The title and abstract are appropriate and reflect the contents of the manuscript. The introduction is short and concise, but contains the relevant information and background for the study.

Response: according to reviewer’s comments, we have described DNA extraction process in 2.1 section and assessment of DNA methylation levels in 2.4 section. In terms of leucocyte analysis, we added text in the 2.3. (Line 155-156), as given below:

“2.1: “383 cord blood samples corresponding to 195 baby boys and 188 baby girls were selected to be undergone DNA methylation profiling and finally included in the present study.

2.3:” Pre-processing of the information on the cord blood samples, leukocyte-composition estimation, and quality-control steps were performed with the R packages ewastools (Heiss and Just, 2018; Heiss and Just, 2019) and minfi (Aryee et al, 2014) as described previously (Park et al, 2021). Briefly, leukocyte compositions were estimated with Houseman’s method, with the reference panel by Salas et al. with IDOL-optimized CpGs. Quality control steps were performed by (1) BeadArray Controls metrics by Illumina, (2) sex discordance by the probe intensities, (3) outliers or duplicates by SNP probes, (4) outliers by principal components (PCs), and (5) outliers by leukocyte compositions. The quality control results are shown in the Supplementary Table 1.

2.4: “The methylation levels of the cord blood samples were determined using Illumina HumanMethylationEPIC BeadChip with the manufacturer’s instructions. Genotyping of the samples was performed as previously described (Park et al. 2020). Briefly, cord-blood samples were genotyped on Asian Precision Medicine Research Array (APMRA; Affymetrix, CA, USA). Quality control was conducted using plink v1.90b3.44(Chang et al. 2015)and WISARD 1.3.3, with the criteria of X chromosome inbreeding coefficients, missing rates, identity-by-state (IBS) matrix, multidimensional scaling (MDS) plots, Hardy-Weinberg equilibrium (HWE), and minor-allele frequencies. The rest of the missing values were filled with SHAPEIT v2.r837(Delaneau et al. 2011), and the data were then imputed to the whole-genome scale by using IMPUTE 2.3.2 with the phase-3 reference data from the 1000 Genome Project(Howie et al. 2012; Howie et al. 2011; Howie et al. 2009). The same quality-control procedures were conducted once again after the imputation step. The results of the quality control step is described in the Supplementary Table 2.

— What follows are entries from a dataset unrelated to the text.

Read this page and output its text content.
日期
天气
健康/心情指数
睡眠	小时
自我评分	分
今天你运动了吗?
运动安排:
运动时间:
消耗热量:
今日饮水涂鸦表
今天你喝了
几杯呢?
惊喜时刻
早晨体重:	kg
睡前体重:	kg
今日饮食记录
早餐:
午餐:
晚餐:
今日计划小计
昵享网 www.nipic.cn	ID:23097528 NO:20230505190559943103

And when was the maternal urine sample provided for cotinine measurement and were any other parameters assessed?

Response: Prenatal examination and collection of biological samples including cotinine measurement was performed during the first and third trimesters, as described in section 2.1. (Line 92-93) , as follows:  “Urinary cotinine and creatinine in the pregnant women was measured during their prenatal visits (early and late pregnancy).

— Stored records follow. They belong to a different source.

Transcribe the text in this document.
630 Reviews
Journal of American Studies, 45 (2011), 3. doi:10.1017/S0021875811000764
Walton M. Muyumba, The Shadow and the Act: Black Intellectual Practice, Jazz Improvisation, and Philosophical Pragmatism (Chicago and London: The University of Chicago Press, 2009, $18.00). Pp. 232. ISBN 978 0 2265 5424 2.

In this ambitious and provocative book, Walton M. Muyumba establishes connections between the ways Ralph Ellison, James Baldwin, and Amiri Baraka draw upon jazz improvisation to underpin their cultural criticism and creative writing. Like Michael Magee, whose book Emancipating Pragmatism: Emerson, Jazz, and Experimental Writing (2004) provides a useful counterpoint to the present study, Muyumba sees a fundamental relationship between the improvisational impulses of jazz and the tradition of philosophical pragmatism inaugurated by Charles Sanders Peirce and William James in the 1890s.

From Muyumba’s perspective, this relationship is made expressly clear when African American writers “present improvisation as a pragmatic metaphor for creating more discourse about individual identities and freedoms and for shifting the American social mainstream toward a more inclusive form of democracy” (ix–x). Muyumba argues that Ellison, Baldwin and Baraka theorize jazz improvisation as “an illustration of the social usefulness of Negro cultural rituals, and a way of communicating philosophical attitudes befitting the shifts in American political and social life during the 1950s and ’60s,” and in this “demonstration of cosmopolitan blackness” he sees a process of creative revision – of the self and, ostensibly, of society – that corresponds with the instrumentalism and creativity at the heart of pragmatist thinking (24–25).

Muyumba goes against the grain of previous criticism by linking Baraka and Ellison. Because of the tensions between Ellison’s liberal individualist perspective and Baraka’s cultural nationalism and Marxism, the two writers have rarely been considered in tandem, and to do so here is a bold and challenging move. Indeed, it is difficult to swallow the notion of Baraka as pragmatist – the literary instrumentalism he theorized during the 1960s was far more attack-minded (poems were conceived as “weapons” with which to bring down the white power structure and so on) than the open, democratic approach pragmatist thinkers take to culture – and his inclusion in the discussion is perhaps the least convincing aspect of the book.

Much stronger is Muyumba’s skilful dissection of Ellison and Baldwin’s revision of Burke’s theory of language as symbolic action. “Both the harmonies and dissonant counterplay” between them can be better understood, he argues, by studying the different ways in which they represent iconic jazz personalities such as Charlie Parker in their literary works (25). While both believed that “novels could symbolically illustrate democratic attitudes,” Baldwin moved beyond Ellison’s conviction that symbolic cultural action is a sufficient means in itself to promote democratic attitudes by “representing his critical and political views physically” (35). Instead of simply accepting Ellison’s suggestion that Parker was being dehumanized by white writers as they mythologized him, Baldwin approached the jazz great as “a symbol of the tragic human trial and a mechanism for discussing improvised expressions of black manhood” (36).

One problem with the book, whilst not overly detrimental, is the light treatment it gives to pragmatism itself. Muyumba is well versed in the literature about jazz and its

The authors provide information on the quality control of the methylation assay in section 2.4. Would it be possible to provide the outcomes of the quality checks, for instance in the supplement, to show the performance of the assay?

Response: We have added the results of the quality control steps in the supplementary document as table 2.

The results section is well structured, and the findings are appropriately presented. Specific comments are listed below. Section 3.4 mentions supplementary materials on phenotypes related to the DMPs. However, the only supplementary information that was provided are tables 1 and 2. Could the authors please clarify and/or provide the additional information?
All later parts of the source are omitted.